I swivel around to find her standing there in a red silk kimono embroidered with dragons. Immediately I realize I couldn’t have been more wrong about her looks. She’s the real deal; every bit as lovely up close as she appeared on stage. Lovelier. I feel a strange disappointment. A noticeable flaw would have been a welcome thing; would have put me back in control of myself.

“What’s that?” I ask, glad at least that I don’t sound like a nervous schoolboy. It’s about eighty years too goddamn late for that.

“Get away with smoking. I can’t believe no one’s said anything to you yet. Usually they’re real pricks about it. Won’t even let me do it in my own dressing room.”

“Yeah, well, we came to an agreement. Would you like one?” I say, picking up the pack and shaking one out.

Reesa hesitates a moment, but finally takes it, game if I am. Red manicured nails carry the butt up to a mouth like a Christmas bow. I’ve never felt jealous of a cigarette before. Guess there really is a first time for everything. She waits for me to light it. Her wish is my command.

“I hope you’re Mick Angel,” she says, drawing in a lungful. “Otherwise I’m gonna feel real silly.”
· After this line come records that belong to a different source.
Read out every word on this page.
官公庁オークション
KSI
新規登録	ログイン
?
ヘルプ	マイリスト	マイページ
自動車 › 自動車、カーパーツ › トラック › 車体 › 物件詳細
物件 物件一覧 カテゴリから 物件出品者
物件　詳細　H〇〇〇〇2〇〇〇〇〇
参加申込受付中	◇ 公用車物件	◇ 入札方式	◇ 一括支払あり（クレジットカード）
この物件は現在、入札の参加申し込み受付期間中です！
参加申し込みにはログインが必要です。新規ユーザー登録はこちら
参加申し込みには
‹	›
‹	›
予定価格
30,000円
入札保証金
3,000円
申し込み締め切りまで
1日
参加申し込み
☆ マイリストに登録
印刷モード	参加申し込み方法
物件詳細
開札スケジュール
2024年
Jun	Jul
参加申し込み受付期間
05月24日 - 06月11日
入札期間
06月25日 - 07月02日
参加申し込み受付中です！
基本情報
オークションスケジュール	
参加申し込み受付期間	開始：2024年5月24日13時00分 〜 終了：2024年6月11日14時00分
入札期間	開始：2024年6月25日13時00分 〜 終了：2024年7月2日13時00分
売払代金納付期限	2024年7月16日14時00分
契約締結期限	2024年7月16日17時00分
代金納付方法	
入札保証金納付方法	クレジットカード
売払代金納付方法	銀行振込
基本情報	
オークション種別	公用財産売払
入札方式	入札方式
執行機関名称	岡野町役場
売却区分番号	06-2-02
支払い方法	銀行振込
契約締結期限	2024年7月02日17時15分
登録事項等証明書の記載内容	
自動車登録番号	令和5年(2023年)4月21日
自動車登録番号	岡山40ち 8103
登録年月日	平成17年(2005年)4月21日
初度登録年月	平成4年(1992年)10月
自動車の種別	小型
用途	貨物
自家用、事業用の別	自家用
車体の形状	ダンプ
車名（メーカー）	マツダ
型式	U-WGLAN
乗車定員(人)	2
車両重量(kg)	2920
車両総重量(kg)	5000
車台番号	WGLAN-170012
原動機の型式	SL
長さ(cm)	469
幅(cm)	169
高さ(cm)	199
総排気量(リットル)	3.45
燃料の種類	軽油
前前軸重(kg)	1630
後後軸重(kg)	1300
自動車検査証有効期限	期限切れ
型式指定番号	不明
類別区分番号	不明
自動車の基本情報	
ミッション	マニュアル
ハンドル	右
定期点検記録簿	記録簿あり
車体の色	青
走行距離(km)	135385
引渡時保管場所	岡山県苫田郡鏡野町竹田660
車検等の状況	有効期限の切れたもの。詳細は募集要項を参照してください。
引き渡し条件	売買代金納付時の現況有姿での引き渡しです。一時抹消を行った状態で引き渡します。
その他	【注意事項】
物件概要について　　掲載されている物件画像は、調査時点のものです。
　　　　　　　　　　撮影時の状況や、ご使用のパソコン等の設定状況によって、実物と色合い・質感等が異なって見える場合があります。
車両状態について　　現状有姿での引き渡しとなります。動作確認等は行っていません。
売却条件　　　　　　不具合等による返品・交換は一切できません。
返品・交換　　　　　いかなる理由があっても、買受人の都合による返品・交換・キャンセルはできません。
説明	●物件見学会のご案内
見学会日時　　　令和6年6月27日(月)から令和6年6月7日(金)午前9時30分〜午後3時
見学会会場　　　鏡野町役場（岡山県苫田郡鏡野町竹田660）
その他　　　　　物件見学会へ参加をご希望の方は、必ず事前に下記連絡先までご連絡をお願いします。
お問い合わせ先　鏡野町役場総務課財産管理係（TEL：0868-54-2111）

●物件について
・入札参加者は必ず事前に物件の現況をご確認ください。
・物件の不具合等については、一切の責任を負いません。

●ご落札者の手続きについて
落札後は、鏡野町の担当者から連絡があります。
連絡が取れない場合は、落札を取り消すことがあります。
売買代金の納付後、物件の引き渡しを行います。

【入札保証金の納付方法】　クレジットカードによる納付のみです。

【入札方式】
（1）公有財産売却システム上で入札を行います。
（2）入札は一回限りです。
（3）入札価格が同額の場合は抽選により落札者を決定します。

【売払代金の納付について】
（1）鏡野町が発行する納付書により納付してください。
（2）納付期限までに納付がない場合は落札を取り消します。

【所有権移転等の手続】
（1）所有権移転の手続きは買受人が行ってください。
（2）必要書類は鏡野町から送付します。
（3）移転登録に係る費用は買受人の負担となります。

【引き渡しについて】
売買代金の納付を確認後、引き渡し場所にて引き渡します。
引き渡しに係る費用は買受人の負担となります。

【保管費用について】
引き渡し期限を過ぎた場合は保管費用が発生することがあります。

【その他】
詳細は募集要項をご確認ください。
“That’s me,” I say. “Can I buy you a drink?”

“I drink free here, but you can order me one.” There is a whisper of silk on vinyl as she slides onto the stool next to me. Now I’m jealous of the stool.

“All right. Let me guess—you look like a martini kinda gal.”

“Good guess. And I bet you’re having Scotch.”

We smile. Kindred spirits.

“Vodka?” I ask, hoping it’s not.

She shakes her head, electric-red curls bouncing around that lovely face. “Gin. Three olives. Dirty.”